イフちゃんとミッちゃん

 最近のドンくんは誰に頼まれた訳でもなく、屋上へ行きイフちゃんと共に昼食を食べている。


 顔を見る事さえ恐れから叶わない魔王イフちゃんと能動的で友好的に交流するドンくんは周囲から、度胸や勇気があると評されたり、魔王の傘下に入った疑いや、馬鹿なだけなど、評価は様々だった。


【区切り】


 学園のアイドルな女の子、ミッちゃんはドンくんがイフちゃんを構う事が気に入らない。


 性別や大人子供の区別なく愛されるミッちゃんはドンくんから愛されない事が気に入らず、個人へ積極的に関わらないドンくんから構われるイフちゃんに、無自覚な嫉妬心を抱いていました。


【区切り】


 恐れから魔王の素顔を直視した者は居ない、と生徒に留まらず先生からも噂される程にイフちゃんの印象は好ましくない。


 仮面を未装着なイフちゃんを見た者は、畏怖の念を抱き、逆らう事が出来ないと噂され、経験者の口々から発せられる噂を肯定する言葉の数々に、実感がこもっていた事から、噂を信じる者は学内に多い。
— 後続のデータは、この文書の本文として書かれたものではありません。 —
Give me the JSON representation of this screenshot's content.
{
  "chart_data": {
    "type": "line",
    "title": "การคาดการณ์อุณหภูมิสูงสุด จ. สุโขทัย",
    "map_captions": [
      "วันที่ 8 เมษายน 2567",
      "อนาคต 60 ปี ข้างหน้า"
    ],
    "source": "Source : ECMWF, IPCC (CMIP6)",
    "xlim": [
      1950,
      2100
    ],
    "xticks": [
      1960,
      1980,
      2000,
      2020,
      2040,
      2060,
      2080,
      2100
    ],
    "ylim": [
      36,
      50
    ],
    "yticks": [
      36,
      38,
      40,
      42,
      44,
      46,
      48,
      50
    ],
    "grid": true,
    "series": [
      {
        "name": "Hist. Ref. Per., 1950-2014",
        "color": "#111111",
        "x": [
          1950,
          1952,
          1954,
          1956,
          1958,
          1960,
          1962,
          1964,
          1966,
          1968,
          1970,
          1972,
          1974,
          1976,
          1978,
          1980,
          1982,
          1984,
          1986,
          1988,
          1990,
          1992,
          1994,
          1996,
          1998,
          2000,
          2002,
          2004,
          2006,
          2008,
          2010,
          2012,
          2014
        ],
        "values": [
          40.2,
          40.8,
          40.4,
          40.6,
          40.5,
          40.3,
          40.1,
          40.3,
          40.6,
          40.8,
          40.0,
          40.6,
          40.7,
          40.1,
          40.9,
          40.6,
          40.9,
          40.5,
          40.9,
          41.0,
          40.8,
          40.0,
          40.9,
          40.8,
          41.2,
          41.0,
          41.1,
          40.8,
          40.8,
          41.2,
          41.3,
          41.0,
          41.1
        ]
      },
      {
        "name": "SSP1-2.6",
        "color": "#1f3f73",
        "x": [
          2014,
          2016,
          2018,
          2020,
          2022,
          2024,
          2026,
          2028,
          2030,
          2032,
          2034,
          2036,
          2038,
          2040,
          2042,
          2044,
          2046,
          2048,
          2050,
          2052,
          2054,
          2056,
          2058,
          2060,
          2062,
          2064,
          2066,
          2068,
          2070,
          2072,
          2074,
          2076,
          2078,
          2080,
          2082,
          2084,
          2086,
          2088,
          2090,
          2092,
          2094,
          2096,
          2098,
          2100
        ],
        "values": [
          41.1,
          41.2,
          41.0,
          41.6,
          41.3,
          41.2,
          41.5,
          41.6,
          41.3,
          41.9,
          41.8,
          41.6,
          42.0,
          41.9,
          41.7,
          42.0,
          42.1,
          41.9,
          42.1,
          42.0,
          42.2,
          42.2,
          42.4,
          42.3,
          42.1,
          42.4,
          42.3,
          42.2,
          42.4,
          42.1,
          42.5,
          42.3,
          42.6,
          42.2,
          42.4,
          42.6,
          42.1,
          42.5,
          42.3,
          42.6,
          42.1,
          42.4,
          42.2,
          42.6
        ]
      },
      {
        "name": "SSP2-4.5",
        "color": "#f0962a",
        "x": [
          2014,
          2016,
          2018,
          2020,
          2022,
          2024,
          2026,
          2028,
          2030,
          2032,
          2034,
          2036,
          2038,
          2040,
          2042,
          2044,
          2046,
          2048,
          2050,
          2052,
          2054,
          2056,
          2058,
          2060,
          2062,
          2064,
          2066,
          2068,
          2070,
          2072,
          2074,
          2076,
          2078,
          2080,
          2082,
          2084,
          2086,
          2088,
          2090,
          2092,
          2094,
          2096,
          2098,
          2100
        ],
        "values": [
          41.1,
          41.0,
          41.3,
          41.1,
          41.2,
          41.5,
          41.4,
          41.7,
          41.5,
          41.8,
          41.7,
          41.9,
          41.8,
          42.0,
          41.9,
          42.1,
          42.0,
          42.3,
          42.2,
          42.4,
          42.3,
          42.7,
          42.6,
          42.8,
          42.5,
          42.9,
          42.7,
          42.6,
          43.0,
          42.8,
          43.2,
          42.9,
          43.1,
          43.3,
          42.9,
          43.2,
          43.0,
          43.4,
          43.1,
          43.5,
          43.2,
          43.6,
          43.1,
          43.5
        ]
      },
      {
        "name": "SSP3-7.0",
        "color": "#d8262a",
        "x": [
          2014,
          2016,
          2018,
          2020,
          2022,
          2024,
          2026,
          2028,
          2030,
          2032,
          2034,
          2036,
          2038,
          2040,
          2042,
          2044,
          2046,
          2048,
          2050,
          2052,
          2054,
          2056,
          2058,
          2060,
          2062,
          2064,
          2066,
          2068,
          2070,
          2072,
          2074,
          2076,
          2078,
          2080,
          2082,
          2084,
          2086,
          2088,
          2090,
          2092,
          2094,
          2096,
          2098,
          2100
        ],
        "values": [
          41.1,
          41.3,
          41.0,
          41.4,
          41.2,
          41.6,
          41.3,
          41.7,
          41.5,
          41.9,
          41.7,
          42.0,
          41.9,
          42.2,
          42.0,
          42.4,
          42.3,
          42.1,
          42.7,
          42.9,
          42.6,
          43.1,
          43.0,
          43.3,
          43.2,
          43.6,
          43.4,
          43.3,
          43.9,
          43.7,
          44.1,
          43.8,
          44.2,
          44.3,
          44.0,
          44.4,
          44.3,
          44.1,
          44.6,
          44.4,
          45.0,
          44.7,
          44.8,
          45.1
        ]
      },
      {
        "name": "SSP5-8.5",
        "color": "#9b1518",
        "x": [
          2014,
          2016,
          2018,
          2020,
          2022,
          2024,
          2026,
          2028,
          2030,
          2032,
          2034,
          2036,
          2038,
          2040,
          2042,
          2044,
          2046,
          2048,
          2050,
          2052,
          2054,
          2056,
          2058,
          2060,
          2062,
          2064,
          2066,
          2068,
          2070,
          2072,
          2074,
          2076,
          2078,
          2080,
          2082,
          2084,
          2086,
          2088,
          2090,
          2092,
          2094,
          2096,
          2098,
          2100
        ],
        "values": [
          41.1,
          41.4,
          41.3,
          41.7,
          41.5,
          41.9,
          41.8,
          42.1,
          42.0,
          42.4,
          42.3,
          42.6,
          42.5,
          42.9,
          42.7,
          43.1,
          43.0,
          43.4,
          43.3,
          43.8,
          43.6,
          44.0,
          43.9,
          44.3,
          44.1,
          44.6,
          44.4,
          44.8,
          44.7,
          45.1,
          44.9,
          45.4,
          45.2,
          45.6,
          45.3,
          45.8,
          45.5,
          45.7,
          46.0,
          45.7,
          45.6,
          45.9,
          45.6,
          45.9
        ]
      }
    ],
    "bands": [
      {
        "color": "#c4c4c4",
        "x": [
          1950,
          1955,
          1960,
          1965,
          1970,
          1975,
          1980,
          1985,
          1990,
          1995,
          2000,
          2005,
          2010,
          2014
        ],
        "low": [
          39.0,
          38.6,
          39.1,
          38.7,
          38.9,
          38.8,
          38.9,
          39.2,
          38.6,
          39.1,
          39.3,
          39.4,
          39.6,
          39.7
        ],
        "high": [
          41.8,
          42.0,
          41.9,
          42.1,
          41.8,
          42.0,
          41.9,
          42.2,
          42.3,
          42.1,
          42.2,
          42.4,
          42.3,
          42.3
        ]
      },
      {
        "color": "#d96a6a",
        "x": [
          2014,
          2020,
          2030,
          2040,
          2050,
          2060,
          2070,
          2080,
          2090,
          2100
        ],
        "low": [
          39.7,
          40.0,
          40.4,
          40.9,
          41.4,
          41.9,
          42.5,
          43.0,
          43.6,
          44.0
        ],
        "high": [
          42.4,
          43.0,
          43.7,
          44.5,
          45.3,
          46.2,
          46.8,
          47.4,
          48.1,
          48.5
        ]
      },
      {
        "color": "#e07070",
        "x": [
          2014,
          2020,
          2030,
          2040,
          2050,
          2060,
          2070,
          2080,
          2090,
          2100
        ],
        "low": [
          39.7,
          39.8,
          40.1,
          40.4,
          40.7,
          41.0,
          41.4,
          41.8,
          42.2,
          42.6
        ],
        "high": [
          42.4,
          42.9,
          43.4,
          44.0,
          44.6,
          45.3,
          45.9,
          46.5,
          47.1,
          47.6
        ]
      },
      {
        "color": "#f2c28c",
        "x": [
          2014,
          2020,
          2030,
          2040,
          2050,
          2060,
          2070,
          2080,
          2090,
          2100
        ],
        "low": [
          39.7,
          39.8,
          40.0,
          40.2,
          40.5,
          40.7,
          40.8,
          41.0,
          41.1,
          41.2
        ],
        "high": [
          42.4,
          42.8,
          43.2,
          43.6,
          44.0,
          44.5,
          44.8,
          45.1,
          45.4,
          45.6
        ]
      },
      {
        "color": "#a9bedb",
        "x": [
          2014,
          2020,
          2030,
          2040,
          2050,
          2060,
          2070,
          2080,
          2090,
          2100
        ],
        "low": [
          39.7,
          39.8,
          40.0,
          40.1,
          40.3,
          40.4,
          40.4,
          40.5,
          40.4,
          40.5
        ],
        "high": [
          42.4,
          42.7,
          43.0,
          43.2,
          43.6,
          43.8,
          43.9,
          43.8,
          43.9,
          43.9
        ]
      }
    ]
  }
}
 姿を見ただけで畏怖の念を抱く人間が居ると思えないが噂が真実ならドンくんが積極的にイフちゃんへ構う理由に成ると考えたミッちゃんは、真実を確かめる為に昼休みに魔王の領土(校舎の屋上)へ向かった。


【区切り】


 屋上の扉を少し開けて、二人の様子を覗き込んだミッちゃんは、視線を仮面が未装着なイフちゃんへ向けると、原因不明な強い恐怖に襲われて、耐えきれず瞬時に視線を逸らしたが、身体が震えていた。


 他人から厳しく叱られたり誘拐されて恐怖を抱いた事は有るが、絶対的に敵わない恐怖を始めて抱いたミッちゃんは必死に走り所属する部活の部室へ向かった。


【区切り】


 屋上へ向かう階段で、怯えた表情で必死に階段を下るミッちゃんとすれ違い首をかしげて考えたユキちゃんは、屋上に居るイフちゃんがミッちゃんを害したと思いました。


 急いでイフちゃんの下へ向かったユキちゃんは、ドンくんと昼食を食べているイフちゃんを問い詰めましたが、今日は会ってない、身に覚えがない、とイフちゃんから返答されたユキちゃんは疑いながらも証拠が無く追及を諦めて当初の予定通り昼食に加わりました。


【区切り】


 ユキちゃんは購買へ昼食を買ってから屋上へ来るので、イフちゃんやドンくんより到着が遅くなりますが、イフちゃんはユキちゃんが来るまで、お弁当を開ける事は有りません。


 ドンくんはユキちゃんを待たずに昼食を食べているので、ユキちゃんが来る頃には……。


【区切り】


 気兼ねなく仮面を外せる屋上はイフちゃんが心休まる限られた場所です。


 ドンくんとユキちゃんが増えても、仮面が無い自分を恐れない二人なら……、と安心するイフちゃんは、一人で昼食を食べていた頃より、顔を見合わせて会話が出来る充実したお昼休みを過ごしています。